さよなら、ワンダーランド

〔9〕帰還

 DINER666に入店(ログイン)する。
 俺の隣にはミツキもおり、安堵の吐息が漏れた。
 横のテーブル席では、コンパスがジーナを相手に積み上げたブロックを崩さないように抜いていくバランスゲームに興じていた。
 俺たちの帰還に気づいたコンパスが相好を崩した。
「おう! 無事に戻ってきたか!」
 兎羽野が「ああ」と頷き返した。
「好きな酒でもドリンクでも頼んでくれ。お礼に奢るよ」
 兎羽野の言葉にコンパスが「じゃあ、お言葉に甘えて」とジーナとカウンターへと向かった。
 安心した俺はソファーの背もたれに寄りかかった。
「疲れただろう」
 俺の様子に兎羽野が微かに笑み、俺は「ああ、無事に戻れてよかったよ」としみじみと呟く。
「ハヤト。
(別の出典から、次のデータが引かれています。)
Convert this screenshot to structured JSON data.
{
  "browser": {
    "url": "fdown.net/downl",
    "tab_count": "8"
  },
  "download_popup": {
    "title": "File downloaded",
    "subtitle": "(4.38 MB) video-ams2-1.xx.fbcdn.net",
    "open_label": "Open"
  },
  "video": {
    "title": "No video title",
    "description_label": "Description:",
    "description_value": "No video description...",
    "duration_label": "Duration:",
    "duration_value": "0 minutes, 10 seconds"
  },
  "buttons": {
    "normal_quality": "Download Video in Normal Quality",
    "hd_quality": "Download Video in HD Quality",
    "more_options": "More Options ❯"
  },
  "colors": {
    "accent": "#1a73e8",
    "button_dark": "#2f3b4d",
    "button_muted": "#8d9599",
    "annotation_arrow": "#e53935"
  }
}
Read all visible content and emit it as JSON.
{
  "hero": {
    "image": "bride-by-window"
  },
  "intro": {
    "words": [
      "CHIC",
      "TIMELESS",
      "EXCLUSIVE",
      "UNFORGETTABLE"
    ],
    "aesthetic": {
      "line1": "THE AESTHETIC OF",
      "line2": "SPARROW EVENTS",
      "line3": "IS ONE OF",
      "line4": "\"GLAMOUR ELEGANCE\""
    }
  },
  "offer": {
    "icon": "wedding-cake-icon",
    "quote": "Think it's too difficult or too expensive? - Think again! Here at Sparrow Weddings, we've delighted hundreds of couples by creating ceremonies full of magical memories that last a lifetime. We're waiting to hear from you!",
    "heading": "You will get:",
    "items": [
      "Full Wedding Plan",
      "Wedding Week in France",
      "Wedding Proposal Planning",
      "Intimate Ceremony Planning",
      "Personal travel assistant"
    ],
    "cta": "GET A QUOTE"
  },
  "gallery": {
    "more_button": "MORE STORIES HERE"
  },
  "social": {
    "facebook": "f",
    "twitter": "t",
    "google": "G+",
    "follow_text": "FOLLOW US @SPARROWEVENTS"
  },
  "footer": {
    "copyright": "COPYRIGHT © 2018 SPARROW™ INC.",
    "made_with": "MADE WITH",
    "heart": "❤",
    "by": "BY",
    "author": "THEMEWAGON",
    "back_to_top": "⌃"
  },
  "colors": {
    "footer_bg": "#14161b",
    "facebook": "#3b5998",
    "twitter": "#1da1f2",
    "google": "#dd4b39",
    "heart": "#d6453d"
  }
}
助けてくれて、ありがとう」
 ミツキがそっと俺の腕に触れ、「当たり前のことをしただけだ」と頷き返した。
「兎羽野さんも、ほんとうにありがとうございました」
 兎羽野も「ミツキ君が無事でよかった」と微笑する。
「これ以上、ボディとスピリットに負荷をかけるのはよくないから、一度、リアルに戻るか」
 兎羽野に言われ、俺はミツキを見やる。
「僕は、ハヤトのモバイルフォンにアクセスするよ」
「リアルに戻ったら、すぐに確認する」
 ミツキが「うん」と手を振り、俺と兎羽野はDINER666から退店(ログアウト)した。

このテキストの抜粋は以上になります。